The concept is fascinating and applies to many aspects of modern life, typically in the negative. For the past half decade or more, we have been marching away from the antifragile in politics, economics, medicine, personal health, personal and national financial responsibility and philosophy. Our systems are more and more planned and efficient, hallmarks of the fragile. We struggle mightily to remove the variability in the system whether that’s our economic system or our daily health. We bail out TBTF banks to prevent them from failing and causing a ripple effect on the world economic scene and we sit on the couch taking ADD medicine and Prozac to avoid the highs and lows of emotional daily life. We pore over daily status updates and Twitter feeds and empty news stories constantly increasing the noise and pointless information while decreasing the signal and meaningfulness in our lives. Every day, our society becomes more fragile and largely, so do we as individuals. If there is one thing nature hates, it’s a planned, efficient fragile system yet that’s what we are constantly striving to create. Avoiding the risks and bumps of a system by kicking the can down the road necessarily fails poorly.

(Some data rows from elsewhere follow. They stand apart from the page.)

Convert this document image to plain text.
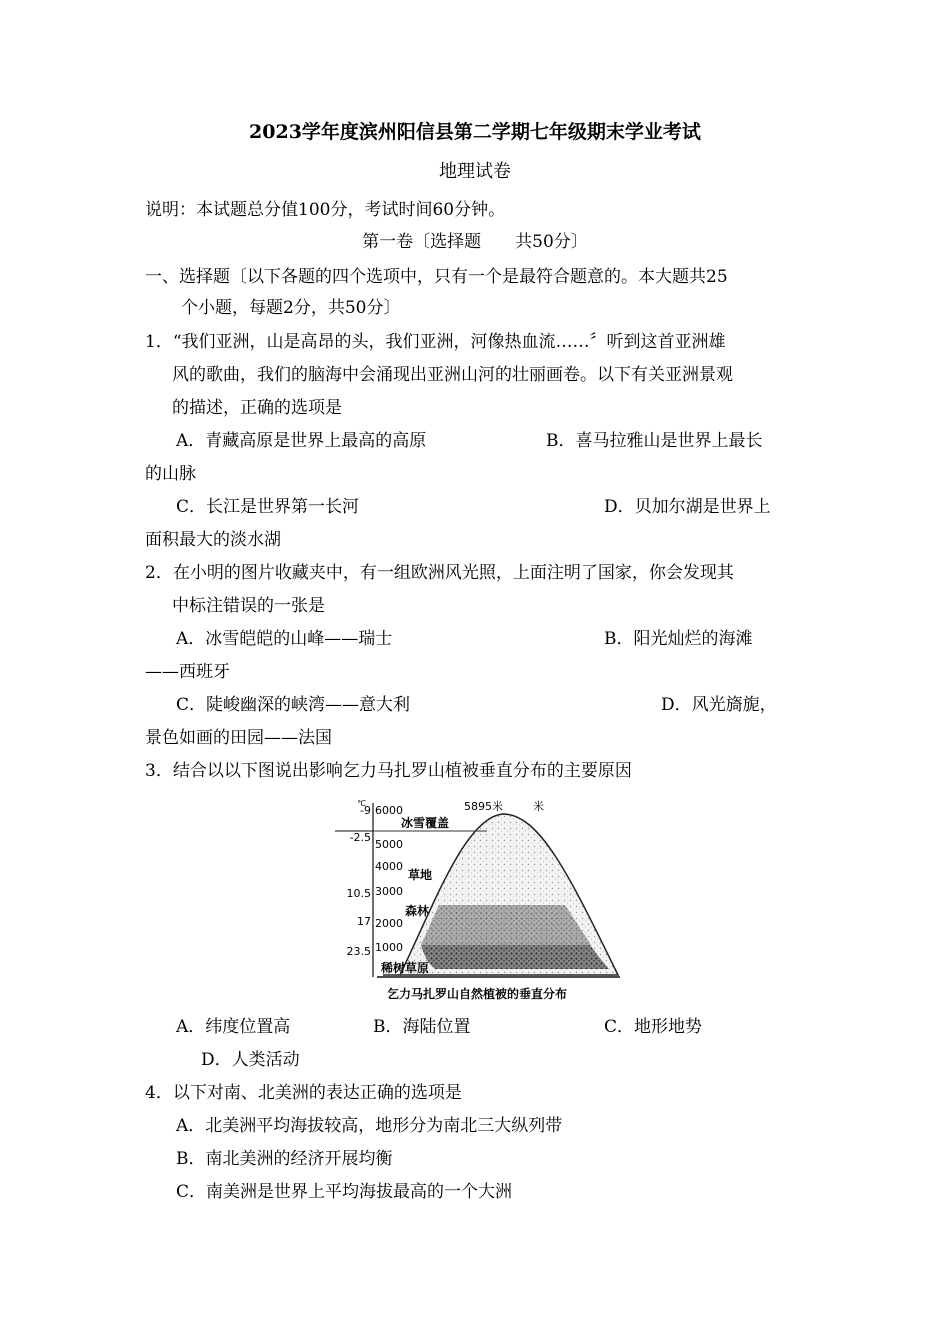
2023学年度滨州阳信县第二学期七年级期末学业考试
地理试卷
说明：本试题总分值100分，考试时间60分钟。
第一卷〔选择题　　共50分〕
一、选择题〔以下各题的四个选项中，只有一个是最符合题意的。本大题共25
个小题，每题2分，共50分〕
1．“我们亚洲，山是高昂的头，我们亚洲，河像热血流……〞听到这首亚洲雄
风的歌曲，我们的脑海中会涌现出亚洲山河的壮丽画卷。以下有关亚洲景观
的描述，正确的选项是
A．青藏高原是世界上最高的高原	B．喜马拉雅山是世界上最长
的山脉
C．长江是世界第一长河	D．贝加尔湖是世界上
面积最大的淡水湖
2．在小明的图片收藏夹中，有一组欧洲风光照，上面注明了国家，你会发现其
中标注错误的一张是
A．冰雪皑皑的山峰——瑞士	B．阳光灿烂的海滩
——西班牙
C．陡峻幽深的峡湾——意大利	D．风光旖旎，
景色如画的田园——法国
3．结合以以下图说出影响乞力马扎罗山植被垂直分布的主要原因
℃	米
5895米
-9
-2.5
10.5
17
23.5
6000
5000
4000
3000
2000
1000
冰雪覆盖
草地
森林
稀树草原
乞力马扎罗山自然植被的垂直分布
A．纬度位置高	B．海陆位置	C．地形地势
D．人类活动
4．以下对南、北美洲的表达正确的选项是
A．北美洲平均海拔较高，地形分为南北三大纵列带
B．南北美洲的经济开展均衡
C．南美洲是世界上平均海拔最高的一个大洲
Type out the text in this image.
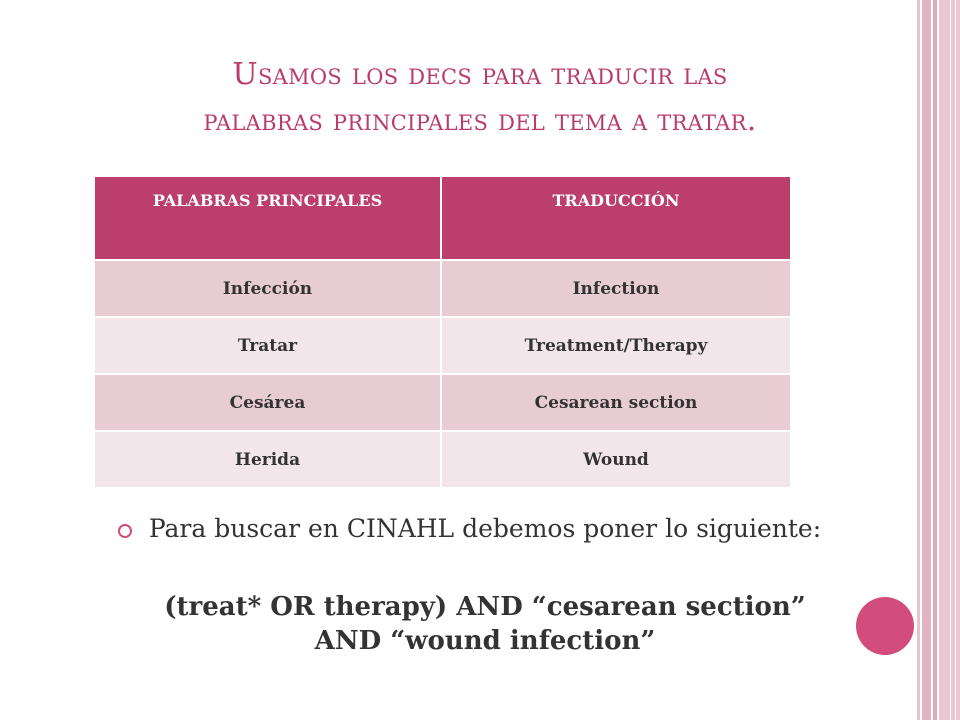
Usamos los decs para traducir las
palabras principales del tema a tratar.
PALABRAS PRINCIPALES	TRADUCCIÓN
Infección	Infection
Tratar	Treatment/Therapy
Cesárea	Cesarean section
Herida	Wound
Para buscar en CINAHL debemos poner lo siguiente:
(treat* OR therapy) AND “cesarean section”
AND “wound infection”
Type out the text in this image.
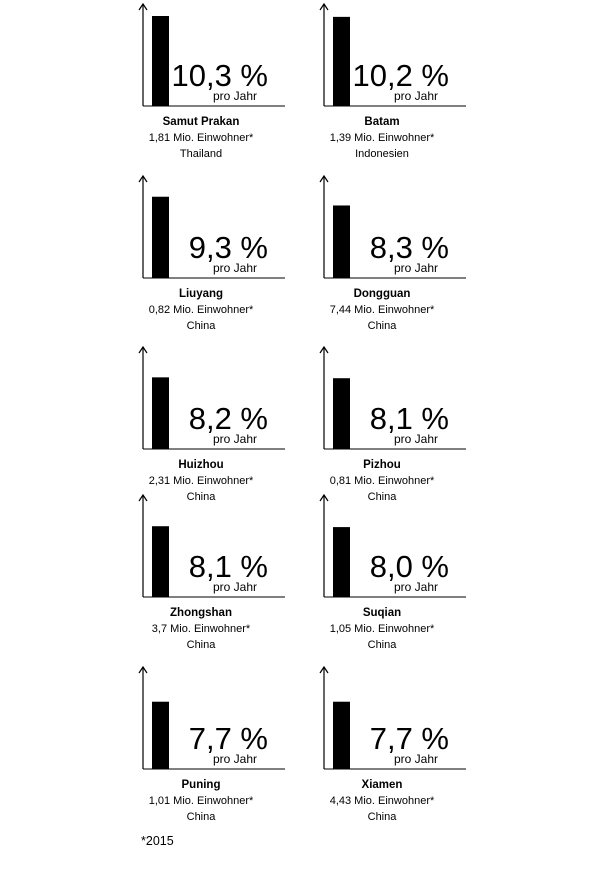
10,3 %
pro Jahr
Samut Prakan
1,81 Mio. Einwohner*
Thailand
10,2 %
pro Jahr
Batam
1,39 Mio. Einwohner*
Indonesien
9,3 %
pro Jahr
Liuyang
0,82 Mio. Einwohner*
China
8,3 %
pro Jahr
Dongguan
7,44 Mio. Einwohner*
China
8,2 %
pro Jahr
Huizhou
2,31 Mio. Einwohner*
China
8,1 %
pro Jahr
Pizhou
0,81 Mio. Einwohner*
China
8,1 %
pro Jahr
Zhongshan
3,7 Mio. Einwohner*
China
8,0 %
pro Jahr
Suqian
1,05 Mio. Einwohner*
China
7,7 %
pro Jahr
Puning
1,01 Mio. Einwohner*
China
7,7 %
pro Jahr
Xiamen
4,43 Mio. Einwohner*
China
*2015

The urban planning of Le Corbusier with its hope for utopia and imposed order on a functionally messy and disorderly system was doomed to be fragile. In a complex system, top down planning cannot hope to capture all the possible ramifications of decisions and outside effects. These decisions eventually will manifest themselves in novel and disturbing ways. Our economic system, protected by the elites of government from the variability necessary to make it stronger, failed magnificently in 2008 and nothing has changed. The interconnectedness and complexity of the economic system dictates that future variability and shock will cause unforeseen and disturbing effects.

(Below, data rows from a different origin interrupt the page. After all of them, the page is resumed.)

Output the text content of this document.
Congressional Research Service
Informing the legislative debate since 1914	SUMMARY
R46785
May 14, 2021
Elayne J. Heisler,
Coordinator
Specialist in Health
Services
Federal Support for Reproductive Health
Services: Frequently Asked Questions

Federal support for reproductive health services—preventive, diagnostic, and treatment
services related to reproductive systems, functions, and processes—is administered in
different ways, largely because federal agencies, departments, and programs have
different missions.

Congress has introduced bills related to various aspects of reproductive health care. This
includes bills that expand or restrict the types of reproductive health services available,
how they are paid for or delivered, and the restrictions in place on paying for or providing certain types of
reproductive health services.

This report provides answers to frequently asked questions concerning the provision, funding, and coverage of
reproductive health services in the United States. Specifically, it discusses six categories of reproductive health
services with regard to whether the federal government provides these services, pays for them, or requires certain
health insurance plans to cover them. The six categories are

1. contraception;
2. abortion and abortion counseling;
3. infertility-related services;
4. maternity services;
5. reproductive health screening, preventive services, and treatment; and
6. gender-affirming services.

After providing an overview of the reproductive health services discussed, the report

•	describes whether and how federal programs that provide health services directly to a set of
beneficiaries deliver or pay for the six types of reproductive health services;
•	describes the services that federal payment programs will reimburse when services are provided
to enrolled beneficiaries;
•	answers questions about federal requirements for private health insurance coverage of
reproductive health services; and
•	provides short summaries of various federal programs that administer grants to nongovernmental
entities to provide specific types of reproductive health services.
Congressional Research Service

I’m hoping to write several posts on the topics and ideas of this book examining the concepts of fragility and antifragility and how they relate to so many aspects of our current cultural, personal and socio-economic lives. To be fragile is to largely be miserable and while it is difficult, it is not impossible to move farther on the continuum away from fragility and towards a more robust and possibly antifragile life and culture.